I think this paradox has been discussed and described by people who take interest in such things. There is something about the highly-visible dramatic nature of the situations where we will spend whatever it takes, that is not there in the everyday needs of people struggling to survive; the latter are not newsworthy, and when the poor die, it often fails to arouse any public notice at all, beyond the bare minimums of recorded statistics.

I think that Mr. Smith's attempt to use utility values is valuable; but I also think that sometimes he is less cautious than might be warranted in using the concept to propose that this or that path of action is clearly better "because of utility values."

Utility values cannot be used for comparisons unless the means of determining them for various options and effects are commensurable.
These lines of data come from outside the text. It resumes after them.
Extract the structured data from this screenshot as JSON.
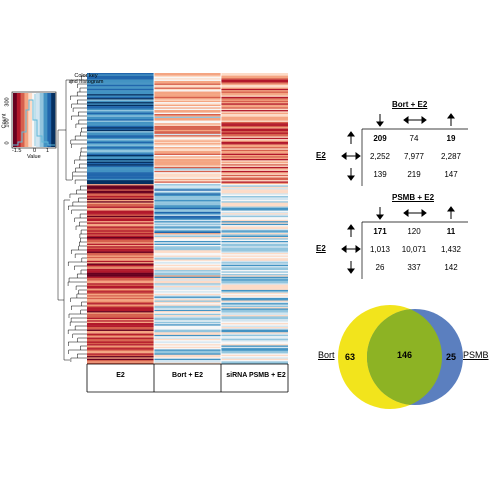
{
  "color_key": {
    "title_line1": "Color key",
    "title_line2": "and histogram",
    "y_axis_label": "Count",
    "y_ticks": [
      "0",
      "100",
      "300"
    ],
    "x_ticks": [
      "-1.5",
      "0",
      "1"
    ],
    "x_axis_label": "Value",
    "colors": [
      "#67001f",
      "#b2182b",
      "#d6604d",
      "#f4a582",
      "#fddbc7",
      "#f7f7f7",
      "#d1e5f0",
      "#92c5de",
      "#4393c3",
      "#2166ac",
      "#053061"
    ]
  },
  "heatmap": {
    "columns": [
      "E2",
      "Bort + E2",
      "siRNA PSMB + E2"
    ],
    "row_count": 220
  },
  "table_bort": {
    "title": "Bort + E2",
    "row_header": "E2",
    "col_arrows": [
      "down-arrow",
      "left-right-arrow",
      "up-arrow"
    ],
    "row_arrows": [
      "up-arrow",
      "left-right-arrow",
      "down-arrow"
    ],
    "rows": [
      [
        "209",
        "74",
        "19"
      ],
      [
        "2,252",
        "7,977",
        "2,287"
      ],
      [
        "139",
        "219",
        "147"
      ]
    ]
  },
  "table_psmb": {
    "title": "PSMB + E2",
    "row_header": "E2",
    "col_arrows": [
      "down-arrow",
      "left-right-arrow",
      "up-arrow"
    ],
    "row_arrows": [
      "up-arrow",
      "left-right-arrow",
      "down-arrow"
    ],
    "rows": [
      [
        "171",
        "120",
        "11"
      ],
      [
        "1,013",
        "10,071",
        "1,432"
      ],
      [
        "26",
        "337",
        "142"
      ]
    ]
  },
  "venn": {
    "left_label": "Bort",
    "right_label": "PSMB",
    "left_only": "63",
    "overlap": "146",
    "right_only": "25",
    "colors": {
      "left": "#f2e41c",
      "right": "#5b7fbf",
      "overlap": "#8db324"
    }
  }
}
But the process of attempting to find commensurable procedures is, I think, a valuable exercise.

> Obviously by carrying on this debate you are not directly causing harm to humanity, but
> your wrong ideas continually do cause tremendous harm to humanity,

You should really stop this or I'll request to put your postings on
moderation.

Warren's comment was gratuitous and incautiously worded. He really should apologize. His error, socially speaking, was in saying "your wrong ideas," when what he might legitimately have said would have been "ideas such as those you are expressing here," and even then he might have been substantially more polite, hedging the statement by adding, perhaps, "if I understand you correctly," and "in my opinion." But many of us, in this on-line medium, somehow forget the social skills that we might have in other contexts. (And a few of us simply don't have those skills at all.)

(My comment does not indicate that I agree that the ideas in question are harmful. I really haven't examined them in sufficient detail to either agree or disagree with that, though I do think that refusal to weigh utility values can be harmful in some situations.)

However, we have seen far worse on this list, with not a shred of moderator intervention.